Якобсон повержен автором книги на первых страницах соответствующего раздела. Строгая геометрия аналитического метода Якобсона бессильна, по мнению Бетеа, “поместить в нужную перспективу эволюцию чувства и необходимую последовательность эмоциональной логики”. Автор пытается вдохнуть жизнь в пушкинскую статую, полностью ломая сам якобсоновский принцип и увлекаясь собственными наблюдениями, в основе которых — тезис о фатальной суеверности поэта.
Наконец Бетеа приступает к лотмановскому подходу — к идее поиска кода, определяющего переход жизни в литературу. Биографии Пушкина и Карамзина, созданные Лотманом в последние годы жизни, — это попытка “продемонстрировать человеческий потенциал семиотической науки”. Рассуждения Бетеа о лотмановском подходе отличаются открыто неполемическим характером. Ему лишь важно указать, как расходились Лотман и Бахтин, но сама идея выбора кода вместо сюжета кажется автору книги продуктивной.
Небольшая вторая часть книги посвящена творческому взаимодействию Пушкина и Державина. Разбор “Воспоминаний в Царском Селе” чрезвычайно любопытен и тщателен. Вся система отношений Пушкина к державинскому наследию и державинскому мифу представлена в виде убедительного хронометража.
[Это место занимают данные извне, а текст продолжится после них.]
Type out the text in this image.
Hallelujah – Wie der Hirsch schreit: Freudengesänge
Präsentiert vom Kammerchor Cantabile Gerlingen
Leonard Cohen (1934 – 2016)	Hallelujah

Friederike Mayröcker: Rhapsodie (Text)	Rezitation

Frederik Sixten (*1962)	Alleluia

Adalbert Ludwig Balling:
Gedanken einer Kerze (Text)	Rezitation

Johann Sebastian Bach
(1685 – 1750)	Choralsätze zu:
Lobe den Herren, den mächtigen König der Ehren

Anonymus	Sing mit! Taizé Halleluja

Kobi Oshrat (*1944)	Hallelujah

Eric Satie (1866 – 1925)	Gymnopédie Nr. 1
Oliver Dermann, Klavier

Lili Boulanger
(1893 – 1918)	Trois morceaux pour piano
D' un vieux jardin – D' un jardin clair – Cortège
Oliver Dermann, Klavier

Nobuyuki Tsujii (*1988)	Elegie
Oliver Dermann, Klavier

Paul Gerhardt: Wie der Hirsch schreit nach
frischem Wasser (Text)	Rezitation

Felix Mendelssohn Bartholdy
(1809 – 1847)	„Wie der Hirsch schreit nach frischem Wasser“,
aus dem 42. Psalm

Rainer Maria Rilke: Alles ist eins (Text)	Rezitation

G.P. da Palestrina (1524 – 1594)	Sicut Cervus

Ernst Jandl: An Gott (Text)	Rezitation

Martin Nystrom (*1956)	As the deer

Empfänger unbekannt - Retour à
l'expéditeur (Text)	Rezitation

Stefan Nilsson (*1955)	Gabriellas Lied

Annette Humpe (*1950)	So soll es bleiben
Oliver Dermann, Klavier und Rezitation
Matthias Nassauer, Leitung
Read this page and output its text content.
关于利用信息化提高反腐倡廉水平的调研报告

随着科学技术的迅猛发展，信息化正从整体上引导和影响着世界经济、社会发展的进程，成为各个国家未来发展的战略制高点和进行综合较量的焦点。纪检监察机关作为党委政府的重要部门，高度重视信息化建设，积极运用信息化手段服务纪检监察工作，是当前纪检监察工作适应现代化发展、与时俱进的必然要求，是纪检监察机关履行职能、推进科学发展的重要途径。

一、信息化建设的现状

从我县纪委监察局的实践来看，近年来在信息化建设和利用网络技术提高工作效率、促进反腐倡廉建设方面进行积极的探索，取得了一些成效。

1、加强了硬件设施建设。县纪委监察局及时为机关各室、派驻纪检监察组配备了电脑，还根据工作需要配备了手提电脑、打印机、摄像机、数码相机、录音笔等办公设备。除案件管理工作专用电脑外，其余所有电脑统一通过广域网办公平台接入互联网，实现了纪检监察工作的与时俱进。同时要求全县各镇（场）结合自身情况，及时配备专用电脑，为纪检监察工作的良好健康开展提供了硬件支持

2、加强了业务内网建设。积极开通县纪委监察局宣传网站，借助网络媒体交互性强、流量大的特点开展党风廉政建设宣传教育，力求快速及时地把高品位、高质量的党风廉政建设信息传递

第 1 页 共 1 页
На примере пушкинско-державинского диалога (дуэли?) Бетеа стремится продемонстрировать действие следующего положения (которое он называет “трюизмом”): “творческая личность ищет испытаний и конфронтаций, и, в случае великого поэта, следы этих конфронтаций остаются в вербальных структурах, которые продолжают излучать огромную энергию и после исчезновения исторического персонажа”.
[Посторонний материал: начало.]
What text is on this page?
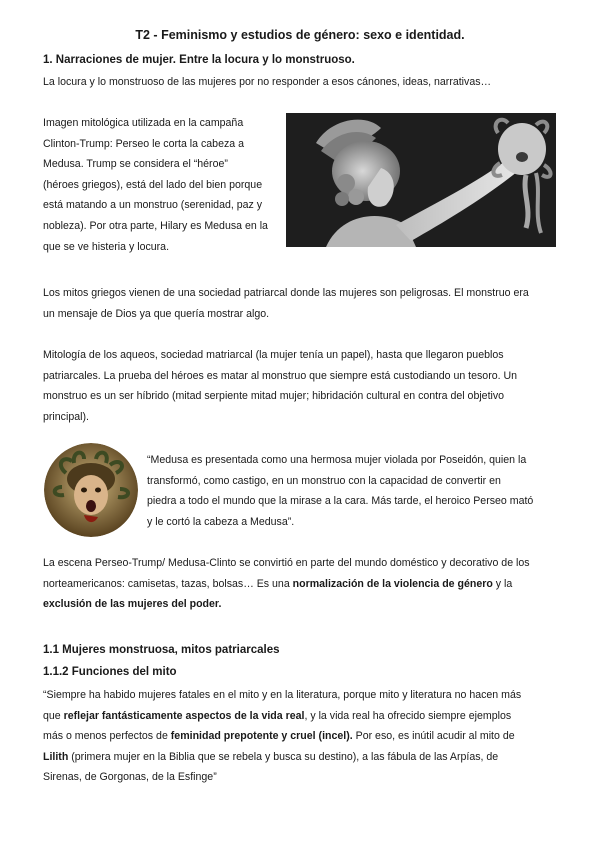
T2 - Feminismo y estudios de género: sexo e identidad.
1. Narraciones de mujer. Entre la locura y lo monstruoso.
La locura y lo monstruoso de las mujeres por no responder a esos cánones, ideas, narrativas…
Imagen mitológica utilizada en la campaña
Clinton-Trump: Perseo le corta la cabeza a
Medusa. Trump se considera el “héroe”
(héroes griegos), está del lado del bien porque
está matando a un monstruo (serenidad, paz y
nobleza). Por otra parte, Hilary es Medusa en la
que se ve histeria y locura.
Los mitos griegos vienen de una sociedad patriarcal donde las mujeres son peligrosas. El monstruo era
un mensaje de Dios ya que quería mostrar algo.
Mitología de los aqueos, sociedad matriarcal (la mujer tenía un papel), hasta que llegaron pueblos
patriarcales. La prueba del héroes es matar al monstruo que siempre está custodiando un tesoro. Un
monstruo es un ser híbrido (mitad serpiente mitad mujer; hibridación cultural en contra del objetivo
principal).
“Medusa es presentada como una hermosa mujer violada por Poseidón, quien la
transformó, como castigo, en un monstruo con la capacidad de convertir en
piedra a todo el mundo que la mirase a la cara. Más tarde, el heroico Perseo mató
y le cortó la cabeza a Medusa”.
La escena Perseo-Trump/ Medusa-Clinto se convirtió en parte del mundo doméstico y decorativo de los
norteamericanos: camisetas, tazas, bolsas… Es una normalización de la violencia de género y la
exclusión de las mujeres del poder.
1.1 Mujeres monstruosa, mitos patriarcales
1.1.2 Funciones del mito
“Siempre ha habido mujeres fatales en el mito y en la literatura, porque mito y literatura no hacen más
que reflejar fantásticamente aspectos de la vida real, y la vida real ha ofrecido siempre ejemplos
más o menos perfectos de feminidad prepotente y cruel (incel). Por eso, es inútil acudir al mito de
Lilith (primera mujer en la Biblia que se rebela y busca su destino), a las fábula de las Arpías, de
Sirenas, de Gorgonas, de la Esfinge”
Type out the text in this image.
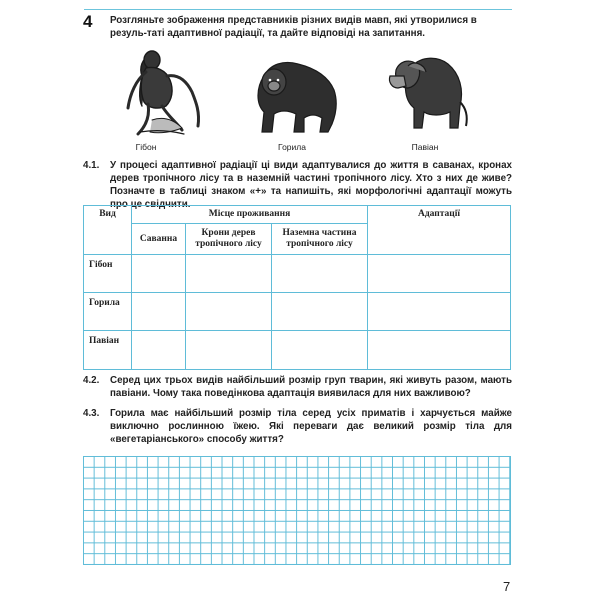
4 Розгляньте зображення представників різних видів мавп, які утворилися в резуль-таті адаптивної радіації, та дайте відповіді на запитання.
Гібон	Горила	Павіан
4.1. У процесі адаптивної радіації ці види адаптувалися до життя в саванах, кронах дерев тропічного лісу та в наземній частині тропічного лісу. Хто з них де живе? Позначте в таблиці знаком «+» та напишіть, які морфологічні адаптації можуть про це свідчити.
Вид	Місце проживання			Адаптації
	Саванна	Крони дерев тропічного лісу	Наземна частина тропічного лісу	
Гібон				
Горила				
Павіан				
4.2. Серед цих трьох видів найбільший розмір груп тварин, які живуть разом, мають павіани. Чому така поведінкова адаптація виявилася для них важливою?
4.3. Горила має найбільший розмір тіла серед усіх приматів і харчується майже виключно рослинною їжею. Які переваги дає великий розмір тіла для «вегетаріанського» способу життя?
7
Финальная часть исследования Дэвида Бетеа так же не вяжется с игривым метафорическим началом, как лик Пушкина с парадным мундиром Державина на обложке книги. Но автор сказал так, как ему хотелось сказать, — и нашел свое новое слово. В переводе М. Неклюдовой это новое слово заострено, талантливо поддержано, бережно продемонстрировано. Жаль, что не хватило терпения проверить орфографию — никак не отнесешь к опечаткам многократную “серцевину” или “постгластность”, а то и неправильное “-ться” или прилагательное “дерредианский”; Блум то Харольд, то Гарольд, а на с. 201 смелое словотворчество, близкое к насилию над языком: “мученики, пожнавшие бурю”… То ли М. Неклюдова виновата, то ли отсутствие корректора в ОГИ. Но Бетеа не виноват. Он писал вдохновенно и страстно, его идей и мыслей хватило бы на три такие книги — не случайно почти половина текста унесена в сноски, эту тюрьму смелых аналогий, новых аргументов и тех прозрений, которые так жаль оставлять в неволе.